Results: Modeled HIV prevalence among inherited widowed women was 59.8% (95% CI: 59.5-60.2%), comparable to observed prevalence of 64.1% (95% CI: 63.2-65.4%). Among all widowed women, biomedical interventions averted 2.0% (95% CI: 1.3-2.6%) of HIV infections with low uptake and 2.6% (95% CI: 2.0-3.2%) with high uptake. Combined biomedical and structural interventions averted 7.8% (95% CI: 7.2-8.4%) of HIV infections with low uptake and 16.1% (95% CI: 15.5-16.6%) with high uptake. Impacts were smaller for men, e.g., high-uptake structural and biomedical interventions averted 1.8% (95% CI: 1.5-2.2%) of infections among cleansers and 2.7% (95% CI: 2.4-3.0%) among inheritors.
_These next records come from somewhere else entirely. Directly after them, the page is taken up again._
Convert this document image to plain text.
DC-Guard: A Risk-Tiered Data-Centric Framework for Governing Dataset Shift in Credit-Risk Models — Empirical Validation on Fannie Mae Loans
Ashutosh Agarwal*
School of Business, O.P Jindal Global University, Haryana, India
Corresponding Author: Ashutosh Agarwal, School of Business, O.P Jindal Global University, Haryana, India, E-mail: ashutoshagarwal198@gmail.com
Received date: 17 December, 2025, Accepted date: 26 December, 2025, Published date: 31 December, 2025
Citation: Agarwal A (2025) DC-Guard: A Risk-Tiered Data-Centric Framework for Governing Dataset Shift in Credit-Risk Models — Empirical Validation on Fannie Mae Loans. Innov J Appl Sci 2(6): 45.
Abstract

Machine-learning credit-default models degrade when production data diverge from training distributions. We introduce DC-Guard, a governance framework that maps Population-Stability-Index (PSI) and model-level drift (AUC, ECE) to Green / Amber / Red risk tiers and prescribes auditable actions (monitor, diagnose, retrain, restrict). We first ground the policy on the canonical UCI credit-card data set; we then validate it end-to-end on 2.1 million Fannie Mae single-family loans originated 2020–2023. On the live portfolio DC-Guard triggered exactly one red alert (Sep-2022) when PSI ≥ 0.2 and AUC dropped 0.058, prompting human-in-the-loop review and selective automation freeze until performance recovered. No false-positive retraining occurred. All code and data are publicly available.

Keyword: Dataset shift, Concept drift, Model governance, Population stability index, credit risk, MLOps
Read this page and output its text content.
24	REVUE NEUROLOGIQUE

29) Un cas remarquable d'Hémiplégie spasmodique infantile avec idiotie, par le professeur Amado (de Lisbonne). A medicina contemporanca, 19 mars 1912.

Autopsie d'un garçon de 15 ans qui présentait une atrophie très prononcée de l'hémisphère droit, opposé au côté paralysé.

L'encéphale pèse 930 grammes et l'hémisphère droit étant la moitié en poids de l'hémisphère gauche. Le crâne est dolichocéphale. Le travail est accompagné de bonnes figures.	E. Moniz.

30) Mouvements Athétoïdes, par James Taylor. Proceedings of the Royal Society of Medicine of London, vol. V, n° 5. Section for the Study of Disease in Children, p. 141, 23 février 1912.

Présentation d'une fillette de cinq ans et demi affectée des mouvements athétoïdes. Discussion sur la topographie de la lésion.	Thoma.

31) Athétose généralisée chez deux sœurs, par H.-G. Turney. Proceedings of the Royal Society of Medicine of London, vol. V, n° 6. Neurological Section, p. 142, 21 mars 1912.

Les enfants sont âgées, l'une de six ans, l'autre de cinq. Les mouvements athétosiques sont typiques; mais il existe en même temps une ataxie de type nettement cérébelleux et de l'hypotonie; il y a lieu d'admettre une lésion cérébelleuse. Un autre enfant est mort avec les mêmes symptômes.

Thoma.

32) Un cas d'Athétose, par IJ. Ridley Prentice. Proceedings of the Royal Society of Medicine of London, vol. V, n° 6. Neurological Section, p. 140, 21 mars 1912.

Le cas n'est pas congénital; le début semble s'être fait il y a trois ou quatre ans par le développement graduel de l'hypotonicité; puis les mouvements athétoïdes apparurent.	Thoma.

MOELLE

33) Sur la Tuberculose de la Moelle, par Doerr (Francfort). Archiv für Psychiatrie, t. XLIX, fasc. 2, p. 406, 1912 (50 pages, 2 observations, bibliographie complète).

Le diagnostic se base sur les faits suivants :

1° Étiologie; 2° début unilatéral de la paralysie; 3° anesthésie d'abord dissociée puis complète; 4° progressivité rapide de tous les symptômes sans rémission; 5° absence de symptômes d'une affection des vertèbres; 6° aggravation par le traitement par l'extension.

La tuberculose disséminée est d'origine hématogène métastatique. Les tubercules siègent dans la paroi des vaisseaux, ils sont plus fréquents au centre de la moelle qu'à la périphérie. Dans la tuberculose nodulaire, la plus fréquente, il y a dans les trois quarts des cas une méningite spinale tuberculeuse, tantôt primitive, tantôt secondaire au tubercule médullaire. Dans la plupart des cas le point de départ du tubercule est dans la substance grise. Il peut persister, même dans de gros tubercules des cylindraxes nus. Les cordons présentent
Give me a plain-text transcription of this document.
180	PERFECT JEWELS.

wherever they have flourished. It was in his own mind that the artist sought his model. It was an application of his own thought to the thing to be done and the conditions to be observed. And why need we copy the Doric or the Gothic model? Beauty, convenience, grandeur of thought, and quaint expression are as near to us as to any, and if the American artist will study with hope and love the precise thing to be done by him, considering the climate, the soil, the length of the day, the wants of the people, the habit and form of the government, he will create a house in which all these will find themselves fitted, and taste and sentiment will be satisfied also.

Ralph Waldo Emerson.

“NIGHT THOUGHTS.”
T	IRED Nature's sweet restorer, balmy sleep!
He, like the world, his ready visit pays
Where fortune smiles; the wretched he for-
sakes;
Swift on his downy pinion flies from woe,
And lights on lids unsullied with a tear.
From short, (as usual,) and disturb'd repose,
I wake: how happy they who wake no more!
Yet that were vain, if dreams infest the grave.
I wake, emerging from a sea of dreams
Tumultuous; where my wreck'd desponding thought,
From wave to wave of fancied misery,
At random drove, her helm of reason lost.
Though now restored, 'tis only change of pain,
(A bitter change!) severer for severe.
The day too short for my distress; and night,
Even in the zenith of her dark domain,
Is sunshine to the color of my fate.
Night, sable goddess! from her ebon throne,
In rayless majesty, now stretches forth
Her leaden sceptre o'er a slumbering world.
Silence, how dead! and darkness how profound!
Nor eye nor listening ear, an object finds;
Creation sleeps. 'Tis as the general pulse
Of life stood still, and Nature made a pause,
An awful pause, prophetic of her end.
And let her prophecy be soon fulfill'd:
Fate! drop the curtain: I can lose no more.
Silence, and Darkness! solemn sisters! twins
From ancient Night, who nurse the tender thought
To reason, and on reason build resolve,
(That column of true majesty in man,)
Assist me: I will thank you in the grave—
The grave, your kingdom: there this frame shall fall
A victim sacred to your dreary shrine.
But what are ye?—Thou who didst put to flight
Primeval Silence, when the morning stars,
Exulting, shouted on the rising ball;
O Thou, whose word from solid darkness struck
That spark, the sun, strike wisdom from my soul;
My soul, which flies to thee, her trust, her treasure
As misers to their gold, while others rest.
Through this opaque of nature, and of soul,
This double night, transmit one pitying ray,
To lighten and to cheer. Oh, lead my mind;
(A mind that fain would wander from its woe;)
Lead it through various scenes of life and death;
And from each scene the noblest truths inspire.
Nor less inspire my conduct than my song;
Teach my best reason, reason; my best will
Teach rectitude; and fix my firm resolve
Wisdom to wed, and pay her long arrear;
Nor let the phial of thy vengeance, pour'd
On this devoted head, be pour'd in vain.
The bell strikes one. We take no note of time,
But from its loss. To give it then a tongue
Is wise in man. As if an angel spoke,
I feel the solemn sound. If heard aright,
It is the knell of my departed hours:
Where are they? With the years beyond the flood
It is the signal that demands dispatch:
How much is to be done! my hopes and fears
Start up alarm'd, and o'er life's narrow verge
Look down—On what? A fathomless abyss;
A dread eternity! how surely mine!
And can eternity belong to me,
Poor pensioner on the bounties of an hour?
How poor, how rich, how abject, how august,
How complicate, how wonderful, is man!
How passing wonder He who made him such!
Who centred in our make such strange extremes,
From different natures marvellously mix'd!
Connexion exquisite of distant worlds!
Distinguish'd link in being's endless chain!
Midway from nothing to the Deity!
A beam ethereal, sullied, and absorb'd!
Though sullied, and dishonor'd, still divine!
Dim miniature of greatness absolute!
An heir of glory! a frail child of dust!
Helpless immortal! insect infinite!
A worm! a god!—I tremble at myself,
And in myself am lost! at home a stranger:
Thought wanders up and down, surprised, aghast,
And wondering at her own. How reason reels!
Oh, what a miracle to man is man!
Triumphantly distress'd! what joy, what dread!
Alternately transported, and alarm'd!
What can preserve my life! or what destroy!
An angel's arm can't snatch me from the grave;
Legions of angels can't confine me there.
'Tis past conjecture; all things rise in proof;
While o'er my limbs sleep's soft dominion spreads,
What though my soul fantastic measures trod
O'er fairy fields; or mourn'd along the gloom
Conclusions: Widowed women are a vulnerable population with extremely high HIV prevalence. Combined biomedical and structural interventions focused on the practice of widow cleansing and wife inheritance have the potential to avert up to one-quarter of HIV infections among widowed women, and a smaller proportion among men participating in these practices.